What is a Enforceability in Vermont?
A Vermont non-compete is a covenant restricting an employee's post-employment activity. To be enforceable, it must (1) be ancillary to a valid employment contract, (2) protect a legitimate business interest such as trade secrets or customer goodwill, (3) be reasonable in geographic scope, time, and activity, and (4) not be contrary to public policy. Vermont courts apply heightened scrutiny where the covenant affects healthcare access, professional services, or skilled trades where talent supply is limited.
Red flags to watch for
Vermont courts apply additional public-interest scrutiny to non-competes restricting physicians and other healthcare providers because they reduce patient access. Many are struck down or narrowly limited.
Vermont courts have been most receptive to durations of 6 to 12 months for most roles. Longer durations face heightened scrutiny, particularly for non-executive employees.
Reasonableness in Vermont requires tailoring to the territory where the employer actually competes.

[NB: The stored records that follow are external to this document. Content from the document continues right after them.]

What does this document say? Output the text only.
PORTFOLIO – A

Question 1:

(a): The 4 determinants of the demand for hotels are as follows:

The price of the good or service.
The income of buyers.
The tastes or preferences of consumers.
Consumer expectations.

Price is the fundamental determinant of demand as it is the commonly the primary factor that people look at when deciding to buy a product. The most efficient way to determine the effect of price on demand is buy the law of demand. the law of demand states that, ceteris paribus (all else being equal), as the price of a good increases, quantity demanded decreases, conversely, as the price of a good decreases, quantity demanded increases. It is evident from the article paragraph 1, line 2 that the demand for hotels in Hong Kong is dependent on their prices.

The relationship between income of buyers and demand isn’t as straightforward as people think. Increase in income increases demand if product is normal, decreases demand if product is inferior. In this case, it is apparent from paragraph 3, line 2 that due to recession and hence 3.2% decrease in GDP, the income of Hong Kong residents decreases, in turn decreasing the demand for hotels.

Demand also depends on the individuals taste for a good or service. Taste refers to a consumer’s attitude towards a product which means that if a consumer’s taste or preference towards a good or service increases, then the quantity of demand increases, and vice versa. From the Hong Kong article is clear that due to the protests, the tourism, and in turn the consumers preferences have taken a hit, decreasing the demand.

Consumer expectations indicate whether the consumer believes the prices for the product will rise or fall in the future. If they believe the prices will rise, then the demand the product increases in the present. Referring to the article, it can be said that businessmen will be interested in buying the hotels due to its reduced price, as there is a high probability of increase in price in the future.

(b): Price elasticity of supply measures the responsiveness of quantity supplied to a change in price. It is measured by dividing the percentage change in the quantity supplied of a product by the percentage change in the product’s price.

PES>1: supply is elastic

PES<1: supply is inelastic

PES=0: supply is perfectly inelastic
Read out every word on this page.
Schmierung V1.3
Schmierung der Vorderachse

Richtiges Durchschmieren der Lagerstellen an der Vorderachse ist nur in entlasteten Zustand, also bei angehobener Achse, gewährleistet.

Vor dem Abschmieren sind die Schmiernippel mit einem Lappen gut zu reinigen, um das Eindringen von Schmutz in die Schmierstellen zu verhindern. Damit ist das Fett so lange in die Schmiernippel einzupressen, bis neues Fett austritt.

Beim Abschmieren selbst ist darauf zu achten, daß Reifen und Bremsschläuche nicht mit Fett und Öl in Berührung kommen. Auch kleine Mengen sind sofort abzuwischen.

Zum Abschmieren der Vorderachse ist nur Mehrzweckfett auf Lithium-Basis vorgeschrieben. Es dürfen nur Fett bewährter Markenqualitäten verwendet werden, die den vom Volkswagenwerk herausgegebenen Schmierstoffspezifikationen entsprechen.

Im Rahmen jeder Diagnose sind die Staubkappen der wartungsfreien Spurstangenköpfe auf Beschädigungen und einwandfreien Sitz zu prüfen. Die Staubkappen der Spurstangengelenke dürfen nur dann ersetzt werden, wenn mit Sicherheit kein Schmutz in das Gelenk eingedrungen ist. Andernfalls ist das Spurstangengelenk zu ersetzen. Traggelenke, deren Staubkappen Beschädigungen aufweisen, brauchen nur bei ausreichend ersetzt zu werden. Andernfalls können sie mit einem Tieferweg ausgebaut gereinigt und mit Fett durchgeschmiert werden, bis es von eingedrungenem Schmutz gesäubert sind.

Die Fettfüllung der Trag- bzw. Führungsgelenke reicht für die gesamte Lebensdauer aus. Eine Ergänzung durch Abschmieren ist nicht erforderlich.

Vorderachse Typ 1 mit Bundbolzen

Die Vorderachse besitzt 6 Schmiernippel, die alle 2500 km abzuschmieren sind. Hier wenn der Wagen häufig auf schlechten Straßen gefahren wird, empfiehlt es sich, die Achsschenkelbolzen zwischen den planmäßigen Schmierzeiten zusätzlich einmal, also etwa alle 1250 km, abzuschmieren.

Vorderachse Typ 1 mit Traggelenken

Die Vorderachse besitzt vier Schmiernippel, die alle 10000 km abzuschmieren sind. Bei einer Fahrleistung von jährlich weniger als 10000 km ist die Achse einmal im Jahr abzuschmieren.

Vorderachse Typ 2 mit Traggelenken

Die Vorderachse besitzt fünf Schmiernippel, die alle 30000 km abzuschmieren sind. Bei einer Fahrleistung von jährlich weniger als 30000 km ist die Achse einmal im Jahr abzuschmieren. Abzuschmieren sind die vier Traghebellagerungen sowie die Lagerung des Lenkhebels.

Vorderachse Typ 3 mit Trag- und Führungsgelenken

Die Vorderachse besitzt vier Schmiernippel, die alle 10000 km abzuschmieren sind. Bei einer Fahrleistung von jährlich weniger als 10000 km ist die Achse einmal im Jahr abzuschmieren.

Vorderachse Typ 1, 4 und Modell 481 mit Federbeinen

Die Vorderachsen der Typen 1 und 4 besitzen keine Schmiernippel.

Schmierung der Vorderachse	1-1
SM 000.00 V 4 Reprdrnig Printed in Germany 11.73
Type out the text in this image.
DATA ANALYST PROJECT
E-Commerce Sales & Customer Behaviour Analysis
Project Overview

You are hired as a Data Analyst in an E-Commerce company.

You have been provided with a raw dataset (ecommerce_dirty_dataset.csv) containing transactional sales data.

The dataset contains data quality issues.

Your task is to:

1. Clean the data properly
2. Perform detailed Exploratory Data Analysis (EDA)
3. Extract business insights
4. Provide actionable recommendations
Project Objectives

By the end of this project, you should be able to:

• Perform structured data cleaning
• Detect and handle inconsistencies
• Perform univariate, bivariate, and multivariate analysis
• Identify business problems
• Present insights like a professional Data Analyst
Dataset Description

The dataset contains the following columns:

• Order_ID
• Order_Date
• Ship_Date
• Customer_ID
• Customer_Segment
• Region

Multi-state scope is rarely upheld for a Vermont-based worker.
Vermont courts require additional, specific consideration when an employee is asked to sign a non-compete after the employment relationship has already begun.
Vermont courts demand that the employer articulate what is being protected — trade secrets, confidential information, customer relationships — and explain how the covenant is tailored to that interest.
Restricting an employee from working in roles they never performed exceeds the legitimate protectable interest and renders the clause overbroad.
Your legal rights
Vermont's leading cases include Vermont Electric Supply Co. v. Andrus, 132 Vt. 195 (1974), Roy's Orthopedic, Inc. v. Lavigne, 145 Vt. 324 (1985), and Fine Foods, Inc. v. Dahlin, 147 Vt. 599 (1986), establishing the reasonableness factors. You retain protections under the Vermont Uniform Trade Secrets Act, 9 V.S.A. § 4601 et seq. Vermont's Pay Transparency Law (Act 86, effective 2025) requires employers to disclose compensation ranges and may indirectly limit the leverage employers have to demand post-hire non-competes. Vermont public-policy scrutiny is particularly demanding in healthcare, where multiple cases have struck physician non-competes.
Questions to ask before you sign
- 1What specific legitimate business interest does the employer claim, and how is the covenant tailored to it?
- 2Is the duration calibrated to the actual lifespan of the protected interest, or is it a default term?
- 3Does the geographic scope reflect where the employer actually competes for customers?
- 4If I am signing mid-employment, what additional consideration am I receiving?
- 5Am I in healthcare or another field where Vermont public policy applies heightened scrutiny?
- 6Is the activity restraint limited to roles I actually performed, or does it sweep beyond my duties?
Disclaimer: This guide is for educational purposes only and does not constitute legal advice. Contract law varies by jurisdiction and individual circumstances. Always consult a qualified legal professional before making decisions based on this information.